Among six of seven studies evaluating birth weight with childhood overweight, weights as low as 8.5 lbs. (3.86 kg) or greater (aOR 2.17, 95% CI 1.22 to 3.87) and as high as 9.4. lbs. (4.25 kg) or greater (aOR 2.17, 95% CI 1.83 to 2.59) were significantly associated with overweight at childhood from ages 3 to 7.
Among studies looking at the relationship between infants who gained weight the quickest versus the slowest and childhood overweight, infants who gained weight the quickest were significantly more likely to be overweight by childhood. One study showed a nearly four-fold increased odds of overweight status by age 4.5 years for those who gained weight fastest during childhood (aOR 3.9, 95% CI 1.9 to 7.9), while another showed more than a 50% increased odds of overweight status in children ages 9 to 14 among infants who gained weight the fastest (aOR 1.63, 95% CI 1.05 to 2.53).
Infants fed solids before 4 months were also significantly more likely to be overweight by age 3, with 12% increased odds (aOR 1.12, 95% CI 1.02 to 1.23), and, in a population of formula-fed infants, a 6.3-fold increased risk (aOR 6.3, 95% CI 2.3 to 16.9).
The researchers also noted that breastfeeding appeared to offer a protective effect against childhood overweight. Mothers who had ever breastfed their infants had children with a 15% reduced risk of overweight (aOR 0.85, 95% CI 0.74 to 0.99).
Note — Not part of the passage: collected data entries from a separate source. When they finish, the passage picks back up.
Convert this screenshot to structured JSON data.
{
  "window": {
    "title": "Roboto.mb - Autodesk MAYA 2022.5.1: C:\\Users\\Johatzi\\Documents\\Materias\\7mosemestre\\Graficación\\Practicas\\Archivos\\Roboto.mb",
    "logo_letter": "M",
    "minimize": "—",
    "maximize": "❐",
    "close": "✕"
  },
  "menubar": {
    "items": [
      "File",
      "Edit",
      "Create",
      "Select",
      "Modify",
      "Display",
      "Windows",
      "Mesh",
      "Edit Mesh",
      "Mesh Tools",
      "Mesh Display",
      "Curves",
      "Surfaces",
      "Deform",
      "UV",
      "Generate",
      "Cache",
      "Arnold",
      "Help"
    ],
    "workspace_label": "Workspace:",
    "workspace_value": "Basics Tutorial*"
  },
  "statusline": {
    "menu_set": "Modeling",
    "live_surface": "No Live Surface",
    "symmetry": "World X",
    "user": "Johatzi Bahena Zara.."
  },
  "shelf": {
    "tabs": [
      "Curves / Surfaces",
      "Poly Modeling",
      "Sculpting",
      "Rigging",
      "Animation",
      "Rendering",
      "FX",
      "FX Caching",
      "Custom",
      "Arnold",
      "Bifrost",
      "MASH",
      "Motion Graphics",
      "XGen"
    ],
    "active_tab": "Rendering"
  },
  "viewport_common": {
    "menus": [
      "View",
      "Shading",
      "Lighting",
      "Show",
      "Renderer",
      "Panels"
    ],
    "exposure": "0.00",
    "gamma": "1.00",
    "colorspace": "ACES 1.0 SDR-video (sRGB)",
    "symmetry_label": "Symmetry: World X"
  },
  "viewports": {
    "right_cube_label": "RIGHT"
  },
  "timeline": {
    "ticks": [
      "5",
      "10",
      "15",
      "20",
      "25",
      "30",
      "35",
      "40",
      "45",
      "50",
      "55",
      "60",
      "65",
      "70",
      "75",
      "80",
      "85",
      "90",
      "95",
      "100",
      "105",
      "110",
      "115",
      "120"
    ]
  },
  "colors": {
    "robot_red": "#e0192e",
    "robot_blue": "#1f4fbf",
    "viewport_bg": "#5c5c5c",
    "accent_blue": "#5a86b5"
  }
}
The authors said the findings “could be used to develop screening guidelines or checklists for healthcare professionals for identifying infants at greatest risk” for overweight in childhood. They added that most of the risks were nonmodifiable, but that the modifiable factors “could be explored further with a contemporary cohort of children.”
The analysis was limited by the late cut-off age, variety of socioeconomic backgrounds of participants, heterogeneity of outcomes, and publication biases in smoking-related studies.
The study was funded by NHS Nottinghamshire County PCT.
The authors reported no conflicts of interest.
Primary source: Archives of Disease in Childhood
Source reference: Glazebrook CP, et al “Systematic review and meta-analysis of risk factors for childhood overweight identifiable during infancy” Arch Dis Child 2012; DOI: 10.1136/archdischild-2012-302263.